Limites na fixação da multa rescisória em locações “BTS”
Alterações na Lei do Inquilinato
*Por Daniel Cerveira
A Lei do Inquilinato sofreu alterações em 2012, dentre elas a inclusão do artigo 54-A e respectivos parágrafos. O parágrafo segundo do referido artigo estabelece que na locação para fins comerciais “na qual o locador procede à prévia aquisição, construção ou substancial reforma, por si mesmo ou por terceiros, do imóvel então especificado” a penalidade aplicável na hipótese de rescisão antecipada pelo inquilino não poderá ultrapassar “a soma dos valores dos aluguéis a receber até o termo final da locação”. No mercado, as locações desse tipo são conhecidas pela sigla “BTS”, oriunda da expressão em inglês “built to suit”.
Objetivo da norma
O objetivo principal da disposição acima é incentivar a realização de negócios imobiliários, através da proteção dos investimentos efetuados pelos proprietários e afins de imóveis urbanos.
Risco de distorções
Muito embora a intenção seja louvável, se interpretada literalmente e sem a devida análise do caso concreto, a norma legal em pauta poderá gerar distorções.

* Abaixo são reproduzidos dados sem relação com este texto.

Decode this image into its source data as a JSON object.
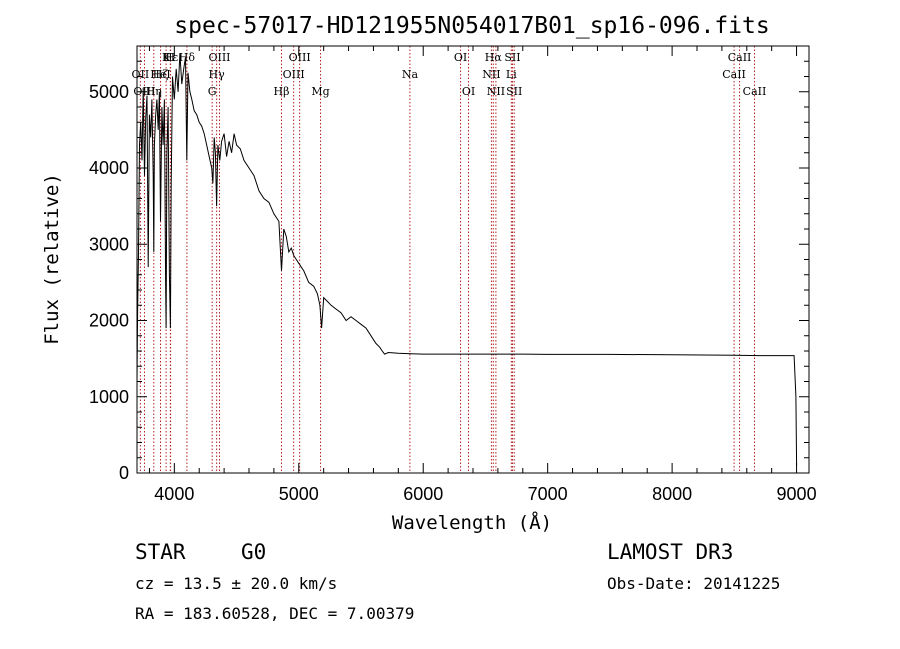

Desafios para os locatários
Do ponto de vista dos locatários, (entenda-se as empresas que exploram imóveis por meio de arrendamentos), nem sempre os planos ocorrem como o previsto. Ou seja, pode acontecer de um restaurante não conseguir formar a sua clientela, uma loja sofrer com baixo faturamento no local ou um centro de distribuição precisar ser desativado pela ausência de demanda.
Multas potencialmente proibitivas
Nessa linha, caso por extrema necessidade o locatário for obrigado a rescindir o contrato de locação, restará ao locador cobrar a multa competente. Ocorre que, a depender do valor do aluguel e do prazo de vigência a vencer, a penalidade poderá ser manifestamente proibitiva, no sentido de ser impossível de ser cumprida e ter a capacidade de acarretar na “falência” da companhia inquilina.
Imagine, por exemplo, um aluguel de R$ 100.000,00 e um termo de 10 anos ainda a ser respeitado – neste caso a multa ficaria no patamar elevadíssimo de R$ 12.000.000,00, partindo-se que o seu valor foi determinado em contrato de acordo com o teto legal.
Possível excesso em favor do locador
Por outro lado, é possível conceber situações de desequilíbrio em favor do locador. Considerando o exemplo acima e supondo que o locador dispendeu R$ 10.000.000,00 na aquisição ou reforma do imóvel, o valor da multa se mostraria excessiva.
Parâmetros da jurisprudência
A título de referência, a jurisprudência dominante estabelece que a multa em contrato de locação não deve extrapolar 03 aluguéis proporcionais ao período de ocupação. Ou seja, no exemplo colocado, o locador receberia a quantia investida, mais o equivalente a 20 locativos.
Previsão do Código Civil
Vale lembrar que o artigo 413 do Código Civil prevê a possibilidade de o juiz determinar a redução de multa, equitativamente, nas situações em que “a obrigação principal tiver sido cumprida em parte, ou se o montante da penalidade for manifestamente excessivo, tendo-se em vista a natureza e a finalidade do negócio”.
Decisões divergentes do TJ/SP
O TJ/SP já se pronunciou sob o entendimento de ser cabível a diminuição da penalidade estabelecida em contrato de locação da modalidade “BTS” – vide apelação nº 1020899-95.2020.8.26.0100, 26ª Câmara de Direito Privado, com julgamento em 13/02/2025. De outro lado, constam decisões que inadmitem a revisão da multa, independentemente do contexto – vide apelação nª 1011093-55.2019.8.26.0008, 28ª Câmara de Direito Privado do TJ/SP, com julgamento em 04/11/2020.
Importância do equilíbrio
Importante destacar que, ao cabo, a fixação de multas em níveis calibrados estimulará as empresas a desenvolverem os seus negócios por intermédio dos contratos de locação do tipo “built to suit”, o que refletirá positivamente em favor dos proprietários de imóveis e da economia como um todo.